Deborah’s current projects include: sketching musical ideas for a film by Saskatoon actor and director Sean Hoy; reading a script for consideration for a summer production; putting finishing touches on the preparation of accompaniment for a violinist; music direction for Persephone’s April production. As well she’s music directing Persephone's school tour, and is learning the score for a play in the Live Five series taking place later this season at the Refinery.
Besides the need to express her many talents, Buck sees a social purpose for her work. “I have to connect,” she says, “to my neighbours, to people I like and perhaps dislike. The more we connect, the more we learn about each other and ourselves and what it means to be living together on this earth.”
“Theatre gives us an opportunity to tell our story and to hear the stories of others. Story telling is miraculous. When I hear something on the stage that is really true I get a shiver. Then I’m connecting.”
Music does the same for Buck. “It’s just a different language. Music and theatre foster empathy. They’re both expressions of the heart, which is why, I guess, I do both.”
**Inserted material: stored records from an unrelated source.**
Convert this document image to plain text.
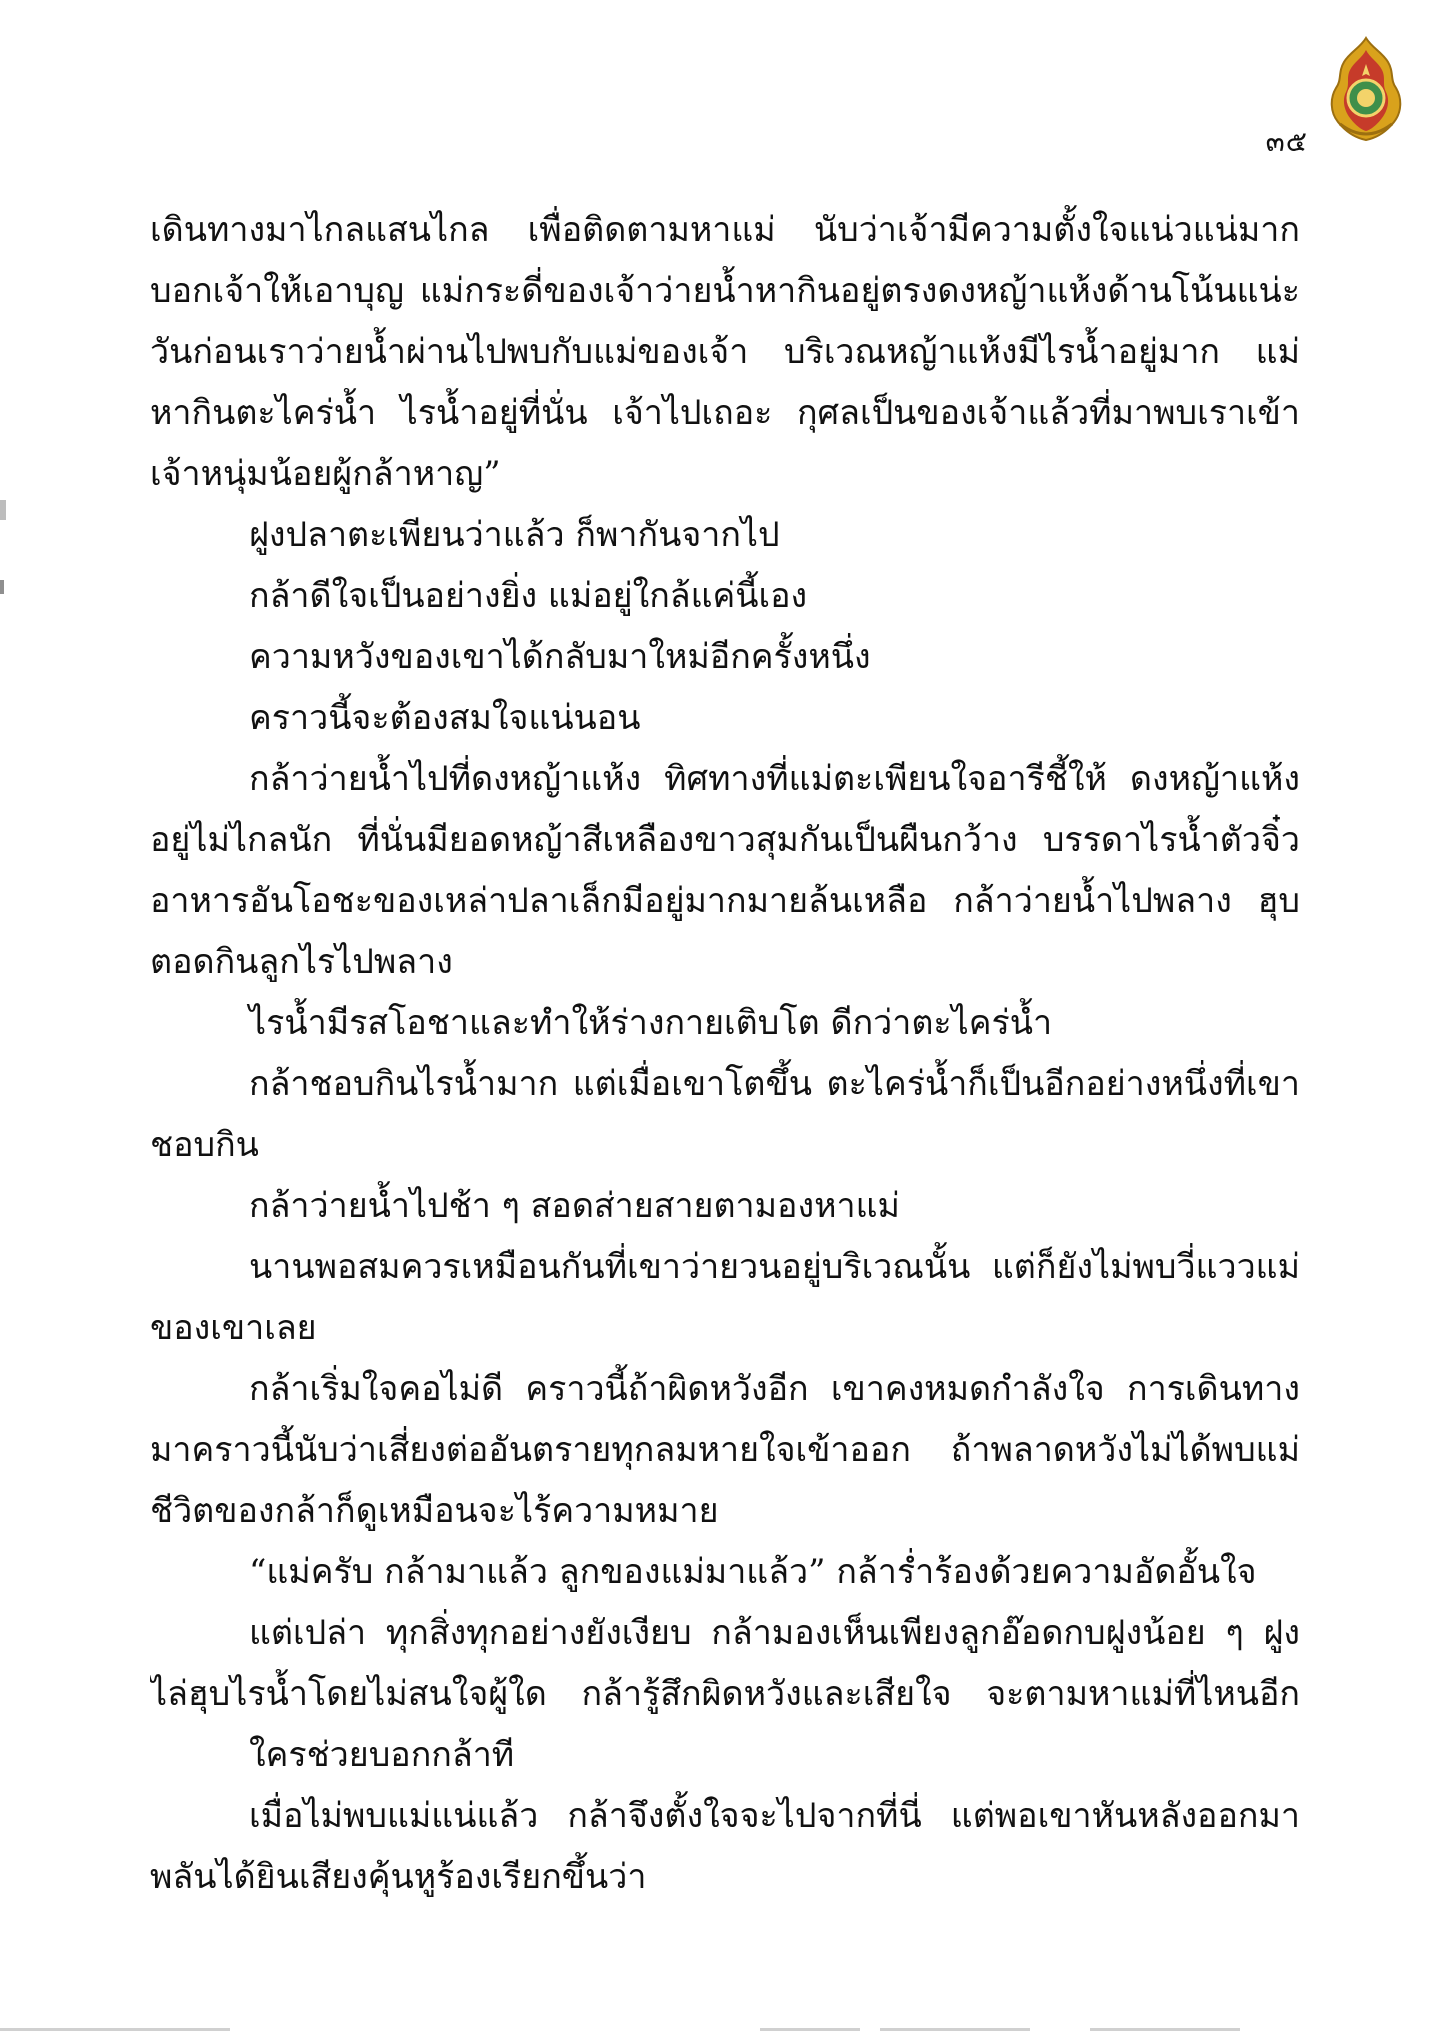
๓๕
เดินทางมาไกลแสนไกล เพื่อติดตามหาแม่ นับว่าเจ้ามีความตั้งใจแน่วแน่มาก
บอกเจ้าให้เอาบุญ แม่กระดี่ของเจ้าว่ายน้ำหากินอยู่ตรงดงหญ้าแห้งด้านโน้นแน่ะ
วันก่อนเราว่ายน้ำผ่านไปพบกับแม่ของเจ้า บริเวณหญ้าแห้งมีไรน้ำอยู่มาก แม่
หากินตะไคร่น้ำ ไรน้ำอยู่ที่นั่น เจ้าไปเถอะ กุศลเป็นของเจ้าแล้วที่มาพบเราเข้า
เจ้าหนุ่มน้อยผู้กล้าหาญ”
ฝูงปลาตะเพียนว่าแล้ว ก็พากันจากไป
กล้าดีใจเป็นอย่างยิ่ง แม่อยู่ใกล้แค่นี้เอง
ความหวังของเขาได้กลับมาใหม่อีกครั้งหนึ่ง
คราวนี้จะต้องสมใจแน่นอน
กล้าว่ายน้ำไปที่ดงหญ้าแห้ง ทิศทางที่แม่ตะเพียนใจอารีชี้ให้ ดงหญ้าแห้ง
อยู่ไม่ไกลนัก ที่นั่นมียอดหญ้าสีเหลืองขาวสุมกันเป็นผืนกว้าง บรรดาไรน้ำตัวจิ๋ว
อาหารอันโอชะของเหล่าปลาเล็กมีอยู่มากมายล้นเหลือ กล้าว่ายน้ำไปพลาง ฮุบ
ตอดกินลูกไรไปพลาง
ไรน้ำมีรสโอชาและทำให้ร่างกายเติบโต ดีกว่าตะไคร่น้ำ
กล้าชอบกินไรน้ำมาก แต่เมื่อเขาโตขึ้น ตะไคร่น้ำก็เป็นอีกอย่างหนึ่งที่เขา
ชอบกิน
กล้าว่ายน้ำไปช้า ๆ สอดส่ายสายตามองหาแม่
นานพอสมควรเหมือนกันที่เขาว่ายวนอยู่บริเวณนั้น แต่ก็ยังไม่พบวี่แววแม่
ของเขาเลย
กล้าเริ่มใจคอไม่ดี คราวนี้ถ้าผิดหวังอีก เขาคงหมดกำลังใจ การเดินทาง
มาคราวนี้นับว่าเสี่ยงต่ออันตรายทุกลมหายใจเข้าออก ถ้าพลาดหวังไม่ได้พบแม่
ชีวิตของกล้าก็ดูเหมือนจะไร้ความหมาย
“แม่ครับ กล้ามาแล้ว ลูกของแม่มาแล้ว” กล้าร่ำร้องด้วยความอัดอั้นใจ
แต่เปล่า ทุกสิ่งทุกอย่างยังเงียบ กล้ามองเห็นเพียงลูกอ๊อดกบฝูงน้อย ๆ ฝูง
ไล่ฮุบไรน้ำโดยไม่สนใจผู้ใด กล้ารู้สึกผิดหวังและเสียใจ จะตามหาแม่ที่ไหนอีก
ใครช่วยบอกกล้าที
เมื่อไม่พบแม่แน่แล้ว กล้าจึงตั้งใจจะไปจากที่นี่ แต่พอเขาหันหลังออกมา
พลันได้ยินเสียงคุ้นหูร้องเรียกขึ้นว่า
Fortunately, we’ll get to see Deborah Buck’s talents in action at Persephone Theatre in April, as she’s the Musical Director for Fire, the play inspired by the connection between Jerry Lee Lewis and Jimmy Swaggart, who were second cousins. And Deborah will also take the stage in a small chorus role in the play.
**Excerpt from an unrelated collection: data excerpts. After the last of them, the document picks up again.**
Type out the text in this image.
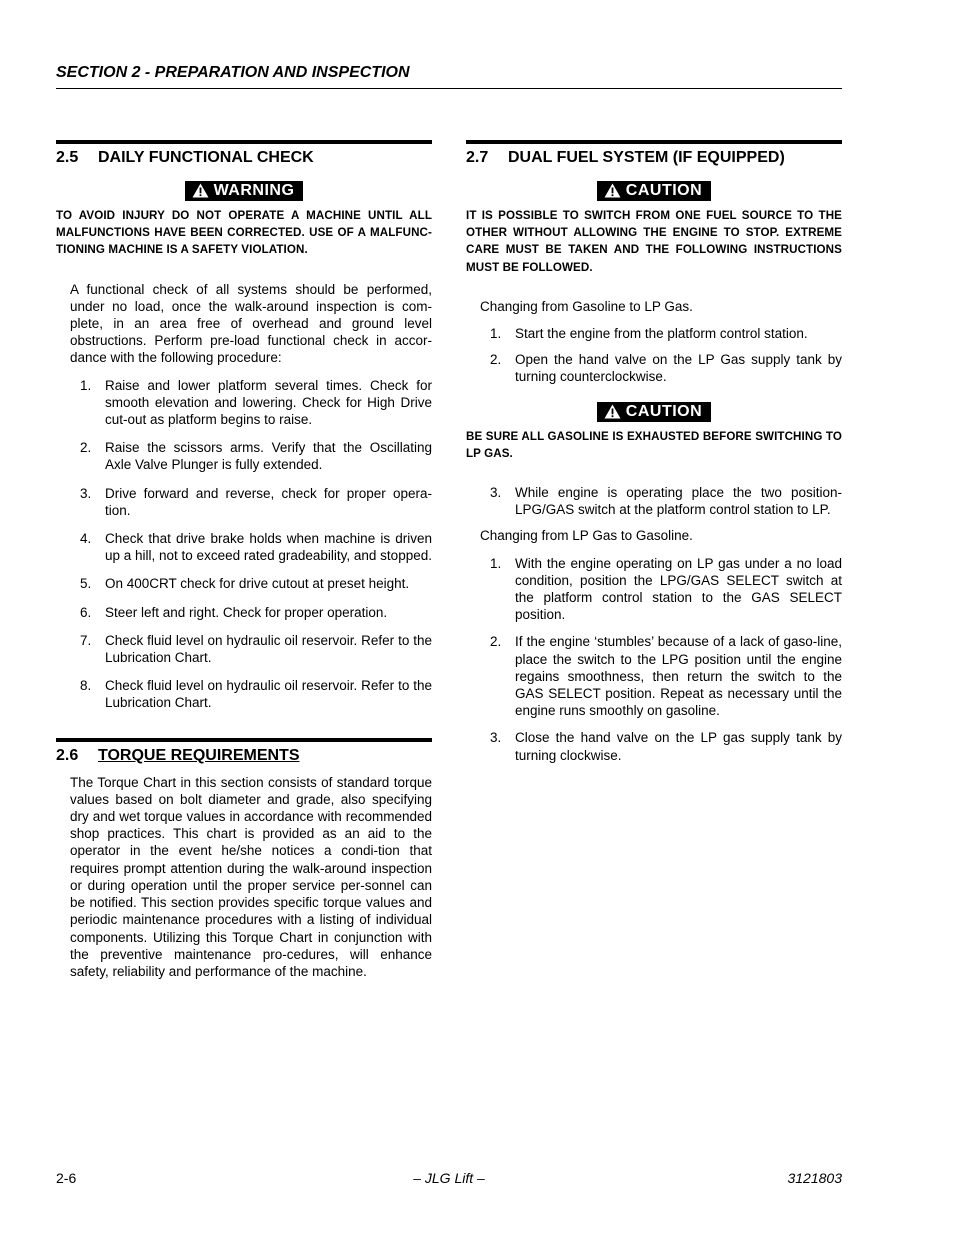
SECTION 2 - PREPARATION AND INSPECTION
2.5 DAILY FUNCTIONAL CHECK
WARNING
TO AVOID INJURY DO NOT OPERATE A MACHINE UNTIL ALL MALFUNCTIONS HAVE BEEN CORRECTED. USE OF A MALFUNC-TIONING MACHINE IS A SAFETY VIOLATION.
A functional check of all systems should be performed, under no load, once the walk-around inspection is com-plete, in an area free of overhead and ground level obstructions. Perform pre-load functional check in accor-dance with the following procedure:
1. Raise and lower platform several times. Check for smooth elevation and lowering. Check for High Drive cut-out as platform begins to raise.
2. Raise the scissors arms. Verify that the Oscillating Axle Valve Plunger is fully extended.
3. Drive forward and reverse, check for proper opera-tion.
4. Check that drive brake holds when machine is driven up a hill, not to exceed rated gradeability, and stopped.
5. On 400CRT check for drive cutout at preset height.
6. Steer left and right. Check for proper operation.
7. Check fluid level on hydraulic oil reservoir. Refer to the Lubrication Chart.
8. Check fluid level on hydraulic oil reservoir. Refer to the Lubrication Chart.
2.6 TORQUE REQUIREMENTS
The Torque Chart in this section consists of standard torque values based on bolt diameter and grade, also specifying dry and wet torque values in accordance with recommended shop practices. This chart is provided as an aid to the operator in the event he/she notices a condi-tion that requires prompt attention during the walk-around inspection or during operation until the proper service per-sonnel can be notified. This section provides specific torque values and periodic maintenance procedures with a listing of individual components. Utilizing this Torque Chart in conjunction with the preventive maintenance pro-cedures, will enhance safety, reliability and performance of the machine.
2.7 DUAL FUEL SYSTEM (IF EQUIPPED)
CAUTION
IT IS POSSIBLE TO SWITCH FROM ONE FUEL SOURCE TO THE OTHER WITHOUT ALLOWING THE ENGINE TO STOP. EXTREME CARE MUST BE TAKEN AND THE FOLLOWING INSTRUCTIONS MUST BE FOLLOWED.
Changing from Gasoline to LP Gas.
1. Start the engine from the platform control station.
2. Open the hand valve on the LP Gas supply tank by turning counterclockwise.
CAUTION
BE SURE ALL GASOLINE IS EXHAUSTED BEFORE SWITCHING TO LP GAS.
3. While engine is operating place the two position-LPG/GAS switch at the platform control station to LP.
Changing from LP Gas to Gasoline.
1. With the engine operating on LP gas under a no load condition, position the LPG/GAS SELECT switch at the platform control station to the GAS SELECT position.
2. If the engine ‘stumbles’ because of a lack of gaso-line, place the switch to the LPG position until the engine regains smoothness, then return the switch to the GAS SELECT position. Repeat as necessary until the engine runs smoothly on gasoline.
3. Close the hand valve on the LP gas supply tank by turning clockwise.
2-6	– JLG Lift –	3121803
“She has a beautiful singing voice,” says Tibor Feheregyhazi, who was inducted into the Margaret Woodward Theatre Hall of Fame in 2004. He’s worked with Deborah Buck on more than two dozen productions, and says of her: “She’s a brilliant music director. She is detailed, exact, and does lots of preparation; she doesn’t let mistakes go by, she’s a perfectionist.” He adds: “She could work in Stratford; she could work in New York. We’re very lucky she’s living in Saskatoon.”
Steven Ross Smith is a poet, fiction writer, reviewer living in Saskatoon.